Je suis assise sur mon lit, dans ma chambre. Je me lève précipitamment et inspecte mon environnement : tout est à sa place. Ma respiration s'emballe tandis que mes yeux s'embuent.

Je suis revenue chez moi.

La petite pièce est plongée dans la pénombre de la nuit, et la chaleur ne me paraît plus aussi écrasante que d'habitude. Au contraire, il fait presque frais. J'inspecte mes habits tachés et déchirés, encore marqués par mes récentes escapades. Je dénoue le sweat de mes hanches, frictionnant machinalement le tissu en treillis. Les larmes menacent une nouvelle fois de couler alors que je repense au volcan, aux bois de cerf, au marais, et au lézard dans la lave... Je suis encore vivante, et je ne m'explique pas ce miracle. Me souvenant subitement de ma blessure à l'épaule, je lâche le pull qui tombe au sol, et inspecte ma peau avec appréhension. Mes doigts rencontrent le contact râpeux d'un tissu. Je me dévisse la tête pour tenter de regarder, parvenant à voir le reflet blanc d'un bandage entourant proprement mon épaule. J'appuie un peu dessus, déclenchant une sensation douloureuse d'une probable plaie en dessous.

-Aïe... Je marmonne.

Ma voix me parvient comme un écho, ce qui me surprend. Je lance un regard timide à la pièce, cherchant la source de la distorsion... Mais n'en vois aucune.

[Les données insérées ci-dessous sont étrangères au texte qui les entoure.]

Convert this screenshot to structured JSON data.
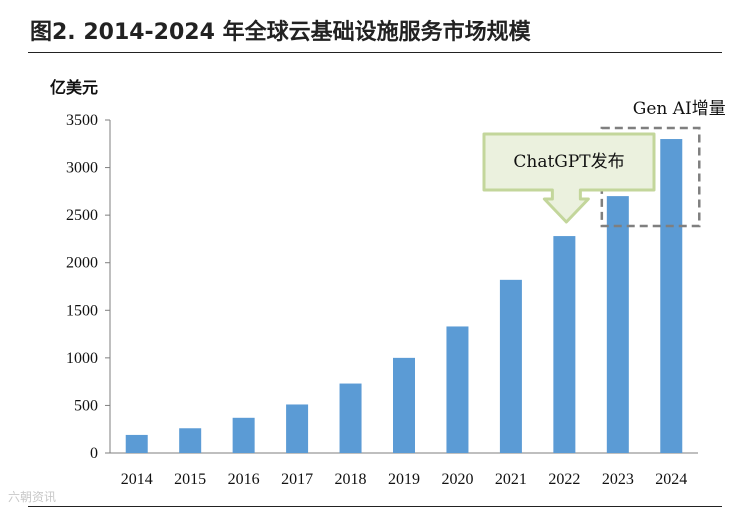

-Nous avons fait ce que nous avons pu, résonne une voix féminine.

Je sursaute violemment en me retournant vers la silhouette sombre tapie dans l'ombre de ma chambre. Le soubresaut me déclenche une décharge dans l'épaule, et je grimace.

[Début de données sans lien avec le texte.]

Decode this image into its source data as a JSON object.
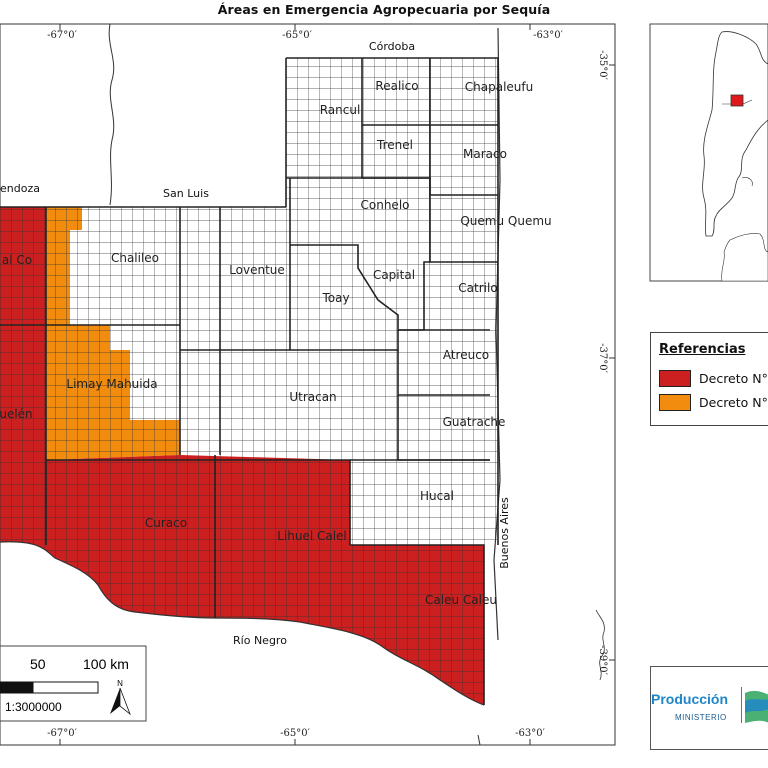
{
  "title": "Áreas en Emergencia Agropecuaria por Sequía",
  "coords": {
    "top": [
      "-67°0′",
      "-65°0′",
      "-63°0′"
    ],
    "bottom": [
      "-67°0′",
      "-65°0′",
      "-63°0′"
    ],
    "right": [
      "-35°0′",
      "-37°0′",
      "-39°0′"
    ]
  },
  "provinces": {
    "cordoba": "Córdoba",
    "mendoza": "endoza",
    "san_luis": "San Luis",
    "rio_negro": "Río Negro",
    "buenos_aires": "Buenos Aires"
  },
  "departments": {
    "realico": "Realico",
    "chapaleufu": "Chapaleufu",
    "rancul": "Rancul",
    "trenel": "Trenel",
    "maraco": "Maraco",
    "conhelo": "Conhelo",
    "quemu_quemu": "Quemu Quemu",
    "chical_co": "al Co",
    "chalileo": "Chalileo",
    "loventue": "Loventue",
    "capital": "Capital",
    "toay": "Toay",
    "catrilo": "Catrilo",
    "atreuco": "Atreuco",
    "limay_mahuida": "Limay Mahuida",
    "puelen": "uelén",
    "utracan": "Utracan",
    "guatrache": "Guatrache",
    "hucal": "Hucal",
    "curaco": "Curaco",
    "lihuel_calel": "Lihuel Calel",
    "caleu_caleu": "Caleu Caleu"
  },
  "legend": {
    "title": "Referencias",
    "items": [
      {
        "label": "Decreto N°",
        "color": "#cc1f1f"
      },
      {
        "label": "Decreto N°",
        "color": "#f28c0f"
      }
    ]
  },
  "scale": {
    "label_50": "50",
    "label_100": "100 km",
    "ratio": "1:3000000",
    "north": "N"
  },
  "logo": {
    "produccion": "Producción",
    "ministerio": "MINISTERIO"
  },
  "colors": {
    "emergency_red": "#cc1f1f",
    "emergency_orange": "#f28c0f",
    "locator_red": "#e0171a"
  }
}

Assise sur une chaise près de la porte d'entrée, je reconnais Héria à sa chevelure noire aux reflets verts. Les coudes posés sur ses genoux et les mains jointes, elle est courbée vers l'avant, regardant le sol.

-Les créatures que vous avez rencontré n'avaient rien à faire là-bas, poursuit-elle. Nous sommes intervenus aussi vite que nous avons pu, mais tu avais déjà été blessée.

Elle redresse enfin la tête, et je reste sans voix devant ses yeux : couleur d'émeraude, ils brillent de façon surnaturelle dans la pénombre. Un spectacle à la fois magnifique et effrayant.

Je me laisse tomber sur le lit sans la quitter des yeux, sentant une grande fatigue m'envahir.

-Qu'est-ce que c'était ? Je demande à demi-voix.

La réponse m'effraie, mais ma curiosité est plus grande. Elle pousse un bref soupire.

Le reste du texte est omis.